И Юстин на одном из советов у Горбатого предложил выманить исавров из укреплений путём приманки из обоза с продовольствием.

Затея с приманкой не сработала. Исавры догадались, что это ловушка. Со стен крепости они смеялись над ромеями, показывали непристойности свои, свистели и ругались. Навеселившись, они снова ушли со стен, стали заниматься своими хозяйственными делами. На стенах же и башнях остались только стражники, зорко следя за передвижками в лагерях ромеев.

С наступлением весны открылись тайные тропы в горах, и по ним исавры стали доставлять продовольствие в крепости.

Горбатый обозлился на Юстина за этот провал с приманкой. Вечером в его палатке разгорелся скандал. Он обвинил его в сговоре с исаврами, среди которых в крепости оказались и экскувиты, бывшие недавно подчинёнными Юстина.

– Это твои гадёныши сидят сейчас вон там, в крепости! – разозлившись, ткнул Горбатый корявым пальцем в сторону крепостных стен. – А обучал-то воевать их ты! – теперь ткнул он всё тем же корявым пальцем в грудь Юстину.

Магистр армии Иоанн, по прозвищу Горбатый, был не из трусливых. На его теле полно было шрамов, как и покалеченных рук и ног. Но по характеру он был отвратителен. Как кто-нибудь провинится, или сделает оплошку на поле боя, или, не дай бог, струсит в битве – тут же идёт у него под суд, жёсткий и беспощадный.

– Не покажешь строгость – завтра все побегут в панике! – любил повторять он.

И он посадил Юстина под стражу за провал с приманкой, собираясь судить его, затем казнить за измену императору… Над Юстином сгустились чёрные тучи. Он сидел в яме, в какие садят только злодеев, дожидающихся казни. Раз в день ему опускали в яму на верёвке горшок с какой-то жидкой похлёбкой. Кое-как поев это отвратительное пойло, он засыпал, уже ослабев за пять дней заключения настолько, что едва мог вымолвить два-три слова. Чтобы совсем не потерять голос, он стал петь песни, запомнившиеся в юности…

Через месяц его внезапно выпустили, так же как внезапно посадили. Оказалось, как сообщил ему секретарь Горбатого, из Константинополя пришло письмо от Анастасия к Горбатому с приказом немедленно освободить из-под ареста ипостратега Юстина, вернуть ему прежнее командование над экскувитами.

«И впредь бы ты, магистр Иоанн, по прозвищу Горбатый, не прикасался к нашему ипостратегу, верного слугу империи!» – звенели металлом строки письма василевса.

На этом история с арестом Юстина закончилась.

Горбатый же, чтобы как-то выпутаться из этой истории, обелить себя, пустил слух, что ему было видение, которое предрекало Юстину в будущем громкую славу. Хотя он же, Горбатый, посмеивался, что из этого малограмотного крестьянского сына, свинопаса, вряд ли выйдет что-нибудь путное.

Осада укреплений исавров затянулась надолго. Прошёл ещё год вялотекущих стычек. Ни те ни другие не хотели рисковать, надеялись только на то, что голод возьмёт своё в конце концов.

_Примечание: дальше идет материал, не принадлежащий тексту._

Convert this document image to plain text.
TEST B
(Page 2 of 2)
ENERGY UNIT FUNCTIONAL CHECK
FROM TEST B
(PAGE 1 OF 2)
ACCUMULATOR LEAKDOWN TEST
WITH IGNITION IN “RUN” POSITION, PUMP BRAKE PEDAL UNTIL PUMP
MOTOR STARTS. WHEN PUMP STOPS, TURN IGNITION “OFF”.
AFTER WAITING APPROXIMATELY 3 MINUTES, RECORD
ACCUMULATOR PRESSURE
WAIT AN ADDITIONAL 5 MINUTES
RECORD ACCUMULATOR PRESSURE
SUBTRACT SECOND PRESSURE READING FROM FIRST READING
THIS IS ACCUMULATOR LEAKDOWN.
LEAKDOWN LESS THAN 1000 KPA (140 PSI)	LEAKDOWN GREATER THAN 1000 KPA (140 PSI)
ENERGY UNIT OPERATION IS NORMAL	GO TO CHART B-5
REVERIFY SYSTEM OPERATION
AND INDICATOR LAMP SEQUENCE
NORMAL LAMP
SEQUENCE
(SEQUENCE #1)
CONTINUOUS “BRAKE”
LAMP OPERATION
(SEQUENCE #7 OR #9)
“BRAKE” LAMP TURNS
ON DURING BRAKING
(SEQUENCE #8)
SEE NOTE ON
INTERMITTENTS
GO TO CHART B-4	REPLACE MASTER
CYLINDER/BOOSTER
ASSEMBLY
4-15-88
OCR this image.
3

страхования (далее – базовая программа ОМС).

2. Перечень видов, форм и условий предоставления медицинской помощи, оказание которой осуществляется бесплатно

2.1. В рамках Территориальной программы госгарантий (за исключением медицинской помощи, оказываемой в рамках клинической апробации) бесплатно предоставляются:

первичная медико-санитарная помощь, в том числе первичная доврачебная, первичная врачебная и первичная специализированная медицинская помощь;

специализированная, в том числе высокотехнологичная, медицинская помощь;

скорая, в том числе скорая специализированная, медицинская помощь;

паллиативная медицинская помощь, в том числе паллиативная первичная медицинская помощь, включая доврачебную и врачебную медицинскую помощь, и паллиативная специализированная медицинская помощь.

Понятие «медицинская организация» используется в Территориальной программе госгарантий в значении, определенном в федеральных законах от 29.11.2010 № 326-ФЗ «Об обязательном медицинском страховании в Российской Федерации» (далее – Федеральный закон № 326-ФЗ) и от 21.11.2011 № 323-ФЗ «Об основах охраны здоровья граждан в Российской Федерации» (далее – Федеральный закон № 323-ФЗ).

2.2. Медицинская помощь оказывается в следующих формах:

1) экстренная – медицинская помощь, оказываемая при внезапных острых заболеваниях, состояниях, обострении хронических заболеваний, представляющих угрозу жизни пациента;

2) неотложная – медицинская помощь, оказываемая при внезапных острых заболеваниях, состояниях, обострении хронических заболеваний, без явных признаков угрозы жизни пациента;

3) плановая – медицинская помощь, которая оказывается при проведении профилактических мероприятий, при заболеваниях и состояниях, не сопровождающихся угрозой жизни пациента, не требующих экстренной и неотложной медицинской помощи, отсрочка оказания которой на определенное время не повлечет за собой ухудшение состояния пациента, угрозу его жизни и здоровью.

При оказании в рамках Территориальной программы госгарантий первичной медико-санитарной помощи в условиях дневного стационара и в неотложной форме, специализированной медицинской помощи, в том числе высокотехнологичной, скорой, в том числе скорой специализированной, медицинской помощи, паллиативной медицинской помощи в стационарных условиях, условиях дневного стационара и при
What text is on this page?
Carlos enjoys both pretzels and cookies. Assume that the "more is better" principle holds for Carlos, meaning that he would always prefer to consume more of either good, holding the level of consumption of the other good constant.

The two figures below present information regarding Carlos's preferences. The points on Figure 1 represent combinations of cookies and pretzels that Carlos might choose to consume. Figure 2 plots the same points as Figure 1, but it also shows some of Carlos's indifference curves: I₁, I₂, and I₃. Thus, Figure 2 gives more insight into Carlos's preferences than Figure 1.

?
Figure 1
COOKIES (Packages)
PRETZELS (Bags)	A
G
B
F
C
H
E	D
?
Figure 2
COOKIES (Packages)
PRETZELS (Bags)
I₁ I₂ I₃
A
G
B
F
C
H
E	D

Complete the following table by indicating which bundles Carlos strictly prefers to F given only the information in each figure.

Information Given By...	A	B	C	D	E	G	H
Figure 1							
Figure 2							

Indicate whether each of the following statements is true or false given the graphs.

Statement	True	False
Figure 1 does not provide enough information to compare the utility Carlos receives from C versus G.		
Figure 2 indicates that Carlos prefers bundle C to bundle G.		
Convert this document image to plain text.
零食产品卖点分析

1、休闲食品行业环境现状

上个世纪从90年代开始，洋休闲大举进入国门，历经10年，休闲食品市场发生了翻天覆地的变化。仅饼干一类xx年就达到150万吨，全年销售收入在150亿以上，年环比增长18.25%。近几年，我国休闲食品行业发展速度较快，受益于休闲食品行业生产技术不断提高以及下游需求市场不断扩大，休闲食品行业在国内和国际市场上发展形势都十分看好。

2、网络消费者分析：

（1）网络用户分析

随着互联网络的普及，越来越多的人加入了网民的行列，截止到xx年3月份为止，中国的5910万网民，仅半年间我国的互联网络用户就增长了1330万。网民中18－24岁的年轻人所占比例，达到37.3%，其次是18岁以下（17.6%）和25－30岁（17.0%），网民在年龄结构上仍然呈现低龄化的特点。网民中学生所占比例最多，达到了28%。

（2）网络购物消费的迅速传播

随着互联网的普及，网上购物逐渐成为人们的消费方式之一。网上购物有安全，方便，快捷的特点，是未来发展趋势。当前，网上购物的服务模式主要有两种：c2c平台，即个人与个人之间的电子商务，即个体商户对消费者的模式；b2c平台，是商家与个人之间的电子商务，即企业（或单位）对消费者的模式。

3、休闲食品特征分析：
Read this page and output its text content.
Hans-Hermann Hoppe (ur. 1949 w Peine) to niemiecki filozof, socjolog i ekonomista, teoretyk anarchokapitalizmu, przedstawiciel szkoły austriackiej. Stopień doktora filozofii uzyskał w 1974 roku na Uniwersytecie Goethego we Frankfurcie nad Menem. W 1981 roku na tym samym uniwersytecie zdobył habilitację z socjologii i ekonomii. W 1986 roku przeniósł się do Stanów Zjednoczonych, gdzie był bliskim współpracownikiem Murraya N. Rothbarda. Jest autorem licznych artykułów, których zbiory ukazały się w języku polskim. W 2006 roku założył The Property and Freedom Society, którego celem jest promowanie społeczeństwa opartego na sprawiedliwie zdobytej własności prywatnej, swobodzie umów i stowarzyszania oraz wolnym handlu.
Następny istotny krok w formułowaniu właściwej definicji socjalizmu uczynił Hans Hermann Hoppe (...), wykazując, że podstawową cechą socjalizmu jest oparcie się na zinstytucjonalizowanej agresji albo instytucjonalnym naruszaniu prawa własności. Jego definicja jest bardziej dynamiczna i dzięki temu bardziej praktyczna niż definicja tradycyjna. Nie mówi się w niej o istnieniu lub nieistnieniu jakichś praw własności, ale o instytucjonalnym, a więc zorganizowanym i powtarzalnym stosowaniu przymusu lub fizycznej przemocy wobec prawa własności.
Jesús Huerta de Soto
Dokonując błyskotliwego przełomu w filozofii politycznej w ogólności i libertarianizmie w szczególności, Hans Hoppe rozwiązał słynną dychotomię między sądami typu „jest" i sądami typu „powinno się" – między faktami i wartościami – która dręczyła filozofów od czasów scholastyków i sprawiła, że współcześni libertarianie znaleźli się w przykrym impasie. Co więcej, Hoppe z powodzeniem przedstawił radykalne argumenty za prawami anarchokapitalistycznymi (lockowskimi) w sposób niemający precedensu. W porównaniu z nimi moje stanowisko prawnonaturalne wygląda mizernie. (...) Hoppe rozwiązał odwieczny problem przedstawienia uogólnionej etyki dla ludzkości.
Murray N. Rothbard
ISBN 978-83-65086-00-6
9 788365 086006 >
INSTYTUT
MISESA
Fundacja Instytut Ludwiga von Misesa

Через три года война с исаврами закончилась, когда в 497 году Иоанн Скиф захватил главарей сопротивления, Лонгина и Афинодора. Они были казнены, головы их отправили в Константинополь, где их выставили на ипподроме.

* * *

В начале ноября, шёл 502 год, Анастасий вызвал к себе во дворец Ареобинда, стратега[39] восточных провинций империи.

В связи с этим референдарий императора, дотошный малый, ещё раз предупредил Юстина, что сегодня будет на приёме у василевса Ареобинд.

– Приём военачальников, даже близких к василевсу, ты уже знаешь… Примешь у них всё оружие, сдашь под надзор своим экскувитам. Затем проводишь его в кабинет василевса… С тобой, как всегда, должны находиться не менее четырех экскувитов. Двое останутся у дверей кабинета, с двумя другими ты войдёшь к василевсу в кабинет вместе с посетителем…

Он замолчал на минуту, затем продолжил.

– И ты хорошо знаешь, что Ареобинд не простой патриций. Он зять Олибрия – бывшего императора в Риме! – сделал он многозначительный жест рукой. – И по отцовской, и по материнской линии принадлежит к высшей военной знати. Он сын Диагисфеи, внучки некогда всесильного алана Аспара! Того, который был убит в правление императора Льва!.. Ареобинд женат на Юлиане, из аристократического рода Анициев…

Посчитав, что изложил главное о посетителе, он перешёл снова к тому, как вести себя ему, Юстину, на приёме такого посетителя у василевса.

– Если василевс попросит, то можешь приказать одному экскувиту, с которым войдёшь в кабинет, выйти из кабинета. Но сам ты никогда, ни при каких обстоятельствах не должен оставлять василевса наедине с посетителями! Даже ночью, у дверей его спальни, должны стоять на страже по два экскувита… Что бы ни говорили при твоём присутствии василевс и его гости, ты не должен слушать. Твои уши должны быть закрыты для этого! Только твои глаза должны следить, чтобы никто не приближался к василевсу ближе чем на два шага!

Сделав ещё несколько незначащих замечаний, он попрощался с Юстином и ушёл к себе, в свою канцелярскую каморку, как шутливо он называл её.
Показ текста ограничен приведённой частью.